Dietmar Hollman joined Gaywaves in February 1985 and worked on the program for more than 15 years as a presenter and program producer. Hollman was a member of the New South Wales Gay Rights Lobby during the gay law reform campaign in the early 1980s, and was later encouraged to join Gaywaves by union activist Jerry Davies. Hollman donated his collection of Gaywaves recordings, posters, photographs and other documentation to the NFSA in 2009, and before he passed away in August 2012 he chose to support the NFSA with a bequest.

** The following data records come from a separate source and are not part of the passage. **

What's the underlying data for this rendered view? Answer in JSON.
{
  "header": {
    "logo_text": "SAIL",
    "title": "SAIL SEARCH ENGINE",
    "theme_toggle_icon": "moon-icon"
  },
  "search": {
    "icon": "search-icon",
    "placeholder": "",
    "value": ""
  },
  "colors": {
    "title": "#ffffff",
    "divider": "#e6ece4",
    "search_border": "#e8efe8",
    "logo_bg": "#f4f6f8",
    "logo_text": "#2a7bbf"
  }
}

In accordance with his wishes to preserve recorded sound from the radio broadcasting collection, we have been able to focus on preserving and sharing Gaywaves and other LGBTI-related radio recordings from the national collection.
Dietmar Hollman discusses the AIDS Coalition to Unleash Power (ACT UP) with American activist, film historian and author Vito Russo on Gaywaves in 1988:
We gratefully acknowledge what Dietmar Hollman’s bequest has made possible. The bequest will allow the NFSA to:
● Digitise all analogue sound recordings and related documentation of the Gaywaves series (over 160 episodes spanning 1985 to 2001 held on both compact cassette and VHS tapes) and all other LGBTQIA+-related radio recordings in the NFSA collection.
● Supplement these recordings with detailed information, listing program contents and interviewees.
● Collect significant retrospective LGBTQIA+-related radio programs.
● Focus on collecting contemporary LGBTQIA+-related radio programs; programs acquired include Melbourne gay and lesbian community radio station JOY 94.9 and 2SER’s joint broadcast of this year’s Sydney Gay and Lesbian Mardi Gras and 3MDR Mountain District Radio’s commentary of the Pride Cup, an Australian rules football match held for the first time this year to celebrate sexual diversity.
In addition, we will be sharing material from these collections on our SoundCloud page.
Through his generosity, Dietmar Hollman has guaranteed that he and other pioneering voices of Australia’s gay liberation movement will be able to be heard by future generations.